Do you therefore support changing the voting age to 15, as well as the draft eligible age?


Doesn't this argue for stricter constraints on their behavior(such as GPS trackers with microphones/speakers)?


There's a difference in tagging the CTA and going up to someone on the 606 and mugging people with a gun.


Kids do things all the time that they're not ready for, or are above their maturity. They lack full control, context and understanding of their environment and direction, so they shouldn't be seen as adults just because they're emulating adult actions.


[flagged]


Just one example:

"It is estimated that at least 100,000 Union soldiers were boys under 15 years old and about 20 percent of all Civil War soldiers were under 18."

http://civilwarsaga.com/child-soldiers-in-the-civil-war/


It's pretty disingenuous to pretend the parents statement is a choice between the two extremes you've picked.


Yeah for "most of human history" you were lucky to live past 20 or 30... Of course people approaching their later years were fighting wars. :P


But if you lived past 20, median life expectancy was in the 60's or 70's, clear back to the Neolithic. About like today!


Let's just fast forward 10 years and deploy these to everyone because if you have nothing to hide you have nothing to fear. That's what they keep telling me!


What's more damaging to the future of these kids? An ankle bracelet or juvenile detention?

It seems easy to have a knee jerk reaction to this, but you have to understand that these ankle bracelets aren't being just randomly slapped on innocent kids. They're being placed on kids that have committed crimes or are awaiting trial. This is a lot better than the alternative to getting locked away where worse things can happen to them.
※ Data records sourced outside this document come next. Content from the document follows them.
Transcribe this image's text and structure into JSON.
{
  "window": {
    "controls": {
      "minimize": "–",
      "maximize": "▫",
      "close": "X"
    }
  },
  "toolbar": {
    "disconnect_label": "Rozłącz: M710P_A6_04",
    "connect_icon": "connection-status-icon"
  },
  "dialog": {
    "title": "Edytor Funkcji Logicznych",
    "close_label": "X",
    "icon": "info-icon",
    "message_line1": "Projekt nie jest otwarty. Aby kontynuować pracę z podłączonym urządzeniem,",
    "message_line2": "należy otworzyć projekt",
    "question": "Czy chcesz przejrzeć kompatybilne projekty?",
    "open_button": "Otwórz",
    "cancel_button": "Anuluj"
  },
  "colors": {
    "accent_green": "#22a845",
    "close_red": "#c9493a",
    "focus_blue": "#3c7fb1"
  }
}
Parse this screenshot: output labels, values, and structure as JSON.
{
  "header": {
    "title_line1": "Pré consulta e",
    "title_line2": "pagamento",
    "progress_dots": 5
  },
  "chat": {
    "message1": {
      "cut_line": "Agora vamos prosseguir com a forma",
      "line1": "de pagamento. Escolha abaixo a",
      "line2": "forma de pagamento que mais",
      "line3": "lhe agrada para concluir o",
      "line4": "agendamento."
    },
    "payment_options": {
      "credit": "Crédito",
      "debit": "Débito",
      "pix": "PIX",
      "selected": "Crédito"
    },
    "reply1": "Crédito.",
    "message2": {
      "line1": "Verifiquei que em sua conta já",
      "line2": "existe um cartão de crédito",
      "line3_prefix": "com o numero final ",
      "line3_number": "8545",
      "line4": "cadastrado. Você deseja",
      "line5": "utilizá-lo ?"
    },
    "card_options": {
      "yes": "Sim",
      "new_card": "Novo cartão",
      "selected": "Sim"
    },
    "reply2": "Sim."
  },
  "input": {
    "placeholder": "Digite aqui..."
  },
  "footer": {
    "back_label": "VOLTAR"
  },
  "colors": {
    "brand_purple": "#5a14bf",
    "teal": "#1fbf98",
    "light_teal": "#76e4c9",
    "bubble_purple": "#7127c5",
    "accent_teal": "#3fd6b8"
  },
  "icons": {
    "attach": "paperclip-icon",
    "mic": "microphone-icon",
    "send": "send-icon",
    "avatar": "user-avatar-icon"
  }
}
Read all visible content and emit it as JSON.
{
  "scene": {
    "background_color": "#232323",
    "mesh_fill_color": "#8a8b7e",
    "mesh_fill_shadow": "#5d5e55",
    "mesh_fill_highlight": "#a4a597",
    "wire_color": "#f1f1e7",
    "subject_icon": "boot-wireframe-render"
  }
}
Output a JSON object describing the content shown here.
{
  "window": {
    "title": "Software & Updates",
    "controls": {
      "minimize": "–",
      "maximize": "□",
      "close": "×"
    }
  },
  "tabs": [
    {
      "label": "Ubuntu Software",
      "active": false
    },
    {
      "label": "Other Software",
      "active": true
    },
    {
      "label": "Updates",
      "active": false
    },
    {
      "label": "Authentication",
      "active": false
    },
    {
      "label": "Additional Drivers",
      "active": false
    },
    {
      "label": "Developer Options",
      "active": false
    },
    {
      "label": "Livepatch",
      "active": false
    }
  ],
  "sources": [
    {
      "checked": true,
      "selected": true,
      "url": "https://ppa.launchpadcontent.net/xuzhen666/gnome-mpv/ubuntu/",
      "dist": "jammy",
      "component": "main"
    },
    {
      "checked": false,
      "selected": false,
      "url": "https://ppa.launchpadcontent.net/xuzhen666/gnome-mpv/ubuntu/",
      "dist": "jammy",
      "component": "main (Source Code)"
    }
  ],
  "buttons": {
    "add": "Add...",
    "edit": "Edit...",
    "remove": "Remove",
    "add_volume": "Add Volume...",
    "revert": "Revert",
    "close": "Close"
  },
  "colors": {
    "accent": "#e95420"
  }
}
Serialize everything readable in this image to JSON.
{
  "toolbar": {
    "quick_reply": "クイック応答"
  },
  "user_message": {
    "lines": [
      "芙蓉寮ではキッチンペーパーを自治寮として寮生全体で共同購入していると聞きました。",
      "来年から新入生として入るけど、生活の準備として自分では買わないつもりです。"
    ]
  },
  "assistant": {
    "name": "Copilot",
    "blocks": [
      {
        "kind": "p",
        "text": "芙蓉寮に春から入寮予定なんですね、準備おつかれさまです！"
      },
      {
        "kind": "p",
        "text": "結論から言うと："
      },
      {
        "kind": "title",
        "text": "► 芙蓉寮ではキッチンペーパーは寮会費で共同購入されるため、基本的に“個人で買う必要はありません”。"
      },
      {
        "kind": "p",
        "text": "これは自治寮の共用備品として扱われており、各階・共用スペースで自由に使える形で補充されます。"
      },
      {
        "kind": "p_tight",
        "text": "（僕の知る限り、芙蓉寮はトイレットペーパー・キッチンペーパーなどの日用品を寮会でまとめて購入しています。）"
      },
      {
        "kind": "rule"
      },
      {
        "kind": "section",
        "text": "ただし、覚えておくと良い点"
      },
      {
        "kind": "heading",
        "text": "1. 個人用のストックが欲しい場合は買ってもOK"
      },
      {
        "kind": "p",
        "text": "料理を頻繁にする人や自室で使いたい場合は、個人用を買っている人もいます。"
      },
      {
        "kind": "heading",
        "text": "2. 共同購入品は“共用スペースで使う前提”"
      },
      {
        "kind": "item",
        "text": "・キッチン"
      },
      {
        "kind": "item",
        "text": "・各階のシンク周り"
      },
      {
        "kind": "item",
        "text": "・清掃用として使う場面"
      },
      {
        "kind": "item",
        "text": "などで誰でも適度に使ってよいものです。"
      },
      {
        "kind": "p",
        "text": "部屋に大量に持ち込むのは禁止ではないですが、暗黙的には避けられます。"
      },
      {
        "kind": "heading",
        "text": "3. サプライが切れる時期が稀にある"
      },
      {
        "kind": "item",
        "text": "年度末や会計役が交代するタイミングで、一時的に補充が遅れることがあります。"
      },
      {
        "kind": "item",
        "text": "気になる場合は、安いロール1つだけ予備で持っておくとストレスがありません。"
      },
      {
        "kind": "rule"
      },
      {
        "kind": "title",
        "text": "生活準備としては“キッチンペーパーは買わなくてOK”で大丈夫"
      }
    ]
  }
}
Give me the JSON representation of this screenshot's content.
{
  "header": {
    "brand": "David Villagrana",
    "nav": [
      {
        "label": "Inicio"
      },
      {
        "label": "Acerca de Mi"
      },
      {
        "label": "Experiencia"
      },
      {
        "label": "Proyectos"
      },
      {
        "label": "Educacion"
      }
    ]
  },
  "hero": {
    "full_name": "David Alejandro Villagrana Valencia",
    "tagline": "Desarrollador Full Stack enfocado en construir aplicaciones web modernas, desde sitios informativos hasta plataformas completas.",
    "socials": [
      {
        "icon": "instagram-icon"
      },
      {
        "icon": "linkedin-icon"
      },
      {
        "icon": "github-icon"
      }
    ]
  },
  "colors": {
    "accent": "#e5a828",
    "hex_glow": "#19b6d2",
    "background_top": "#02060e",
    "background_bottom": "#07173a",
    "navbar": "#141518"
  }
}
Black Mirror Arkangel is coming to reality!


With 5G, every felon can be so equipped.


> With 4G, every felon can do so right now [1]

FTFY

[1] See all the posts on bounty hunters as of late.


I keep typing messages and deleting them because I can't possibly sum up my disgust with this whole approach.


This and the other front-page article about the prison video call system makes me wonder, just who are these engineers that are helping build this kind of evil systems? What's the difference between them and some war criminal "just following orders"?


"Are we the baddies"? heh ;)


This article shows many issues with society but the title is super click-baity. It doesn't mention that it is talking about juvenile offenders, leaving the reader to assume Chicago is picking arbitrary children and tracking them. Furthermore, the main point of the article is not about GPS monitors, as those are already long accepted, as a condition of release, but instead about a two-way auto-pick-up call system built into the device, and the fact those calls are recorded.

Also lot of the issues they talk about go beyond the main privacy focused thrust behind adding a two wall call system to GPS tracking bracelets. How kids can get re-arrested because they forgot to charge the device, or are humiliated and effectively drop out of school because the device beeps in class, or are unable to eat because they are not permitted to leave their house which has no food because their family is poor.

These are real issues and deserves more attention, it is a shame that we only see because there is a clickbait headline. The problem isn't this specific feature being added to these devices, but rather a larger "emergent system" that is the result of many individuals and organizations acting independently and in a self interested fashion. As a society we have not managed to ensure the moral character of those with power over other people.

Technology isn't the cause or the solution to this problem because the problem is the people. People will find ways use things to be cruel or kind to each other regardless of of if that thing is latest advances in telecommunications or just fist sized rock.